There are several mechanisms that may explain the associations of eating quickly with an elevated ALT and a low AST/ALT ratio. First, eating quickly might contribute to overweight/obesity, which can lead to an elevated ALT and a low AST/ALT ratio. Previous studies showed that eating quickly led to excess energy intake [7] and being overweight [16]. Moreover, ALT was shown to be significantly higher in overweight subjects than in non-obese subjects [17], and adults with an AST/ALT ratio < 1 had higher BMI, compared with the BMI of those with an AST/ALT ratio ≥ 1 [15]. These previous findings confirmed that the present study results were reasonable.
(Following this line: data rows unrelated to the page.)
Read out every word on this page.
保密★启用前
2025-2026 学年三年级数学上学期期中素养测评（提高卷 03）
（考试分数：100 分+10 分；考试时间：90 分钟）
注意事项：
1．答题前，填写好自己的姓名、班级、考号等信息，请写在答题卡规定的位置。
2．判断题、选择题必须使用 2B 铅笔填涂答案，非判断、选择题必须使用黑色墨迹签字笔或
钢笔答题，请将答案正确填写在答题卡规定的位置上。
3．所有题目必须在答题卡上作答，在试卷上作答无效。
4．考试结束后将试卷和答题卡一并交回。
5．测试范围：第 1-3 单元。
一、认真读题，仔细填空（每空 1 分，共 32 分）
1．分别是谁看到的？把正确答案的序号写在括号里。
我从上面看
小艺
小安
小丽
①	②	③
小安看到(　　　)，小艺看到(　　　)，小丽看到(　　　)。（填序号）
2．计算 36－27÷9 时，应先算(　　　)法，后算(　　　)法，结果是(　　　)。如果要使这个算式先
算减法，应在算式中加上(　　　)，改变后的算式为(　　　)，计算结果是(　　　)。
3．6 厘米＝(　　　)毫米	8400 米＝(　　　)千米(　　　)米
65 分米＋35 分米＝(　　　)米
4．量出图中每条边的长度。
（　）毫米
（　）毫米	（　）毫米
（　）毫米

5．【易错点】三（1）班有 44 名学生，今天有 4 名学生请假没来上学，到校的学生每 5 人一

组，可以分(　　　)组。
Second, insulin resistance was reported to be associated with eating quickly and an elevated ALT and had a negative correlation with the AST/ALT ratio, based on the Homeostatic Model Assessment for Insulin Resistance (HOMA-IR) [15, 18, 19]. Therefore, eating quickly could lead to insulin resistance, which can contribute to an elevated ALT and a low AST/ALT ratio.

For men, the association between eating quickly and a low AST/ALT ratio was observed, regardless of the ALT level. Therefore, modification of the eating speed would be beneficial to prevent a low AST/ALT ratio, regardless of the ALT level. On the other hand, in women, the association between eating quickly and a low AST/ALT ratio was found in those with ALT ≤40 U/L, but not in those with ALT > 40 U/L. Therefore, in women, the benefit of eating speed modification in preventing a low AST/ALT ratio may be obtained in those with ALT ≤40 U/L. The reason for the absence of a significant association between eating quickly and a low AST/ALT ratio in women with ALT > 40 U/L could be the small number of participants with ALT > 40 U/L. Further studies will be needed to elucidate the biological mechanisms of this association.

This study had several limitations. First, eating speed was self-reported. Nevertheless, the use of a self-reported questionnaire to evaluate eating speed has been shown to be valid. The self-reported eating speed was well correlated with that reported by a friend [20] and with a decreased total number of chews [21]. Second, though the associations between an elevated ALT or a low AST/ALT ratio were statistically significant, further investigation is needed to see if it is significant in clinical or healthcare settings. Third, since this was a cross-sectional study, no causal relationship between eating quickly and liver enzymes can be established. Finally, the inclusion of study participants who were middle-aged Japanese men and women may limit the generalizability of our findings to other populations.

Conclusions

In conclusion, eating quickly was significantly associated with an elevated ALT and a low AST/ALT ratio, regardless of sex. In addition, the association of eating quickly with a low AST/ALT ratio was seen even in individuals who had no ALT elevation. The present study suggested that modification of eating speed may contribute to reducing the risks for an elevated ALT and a low AST/ALT ratio and help prevent for NAFLD/NASH.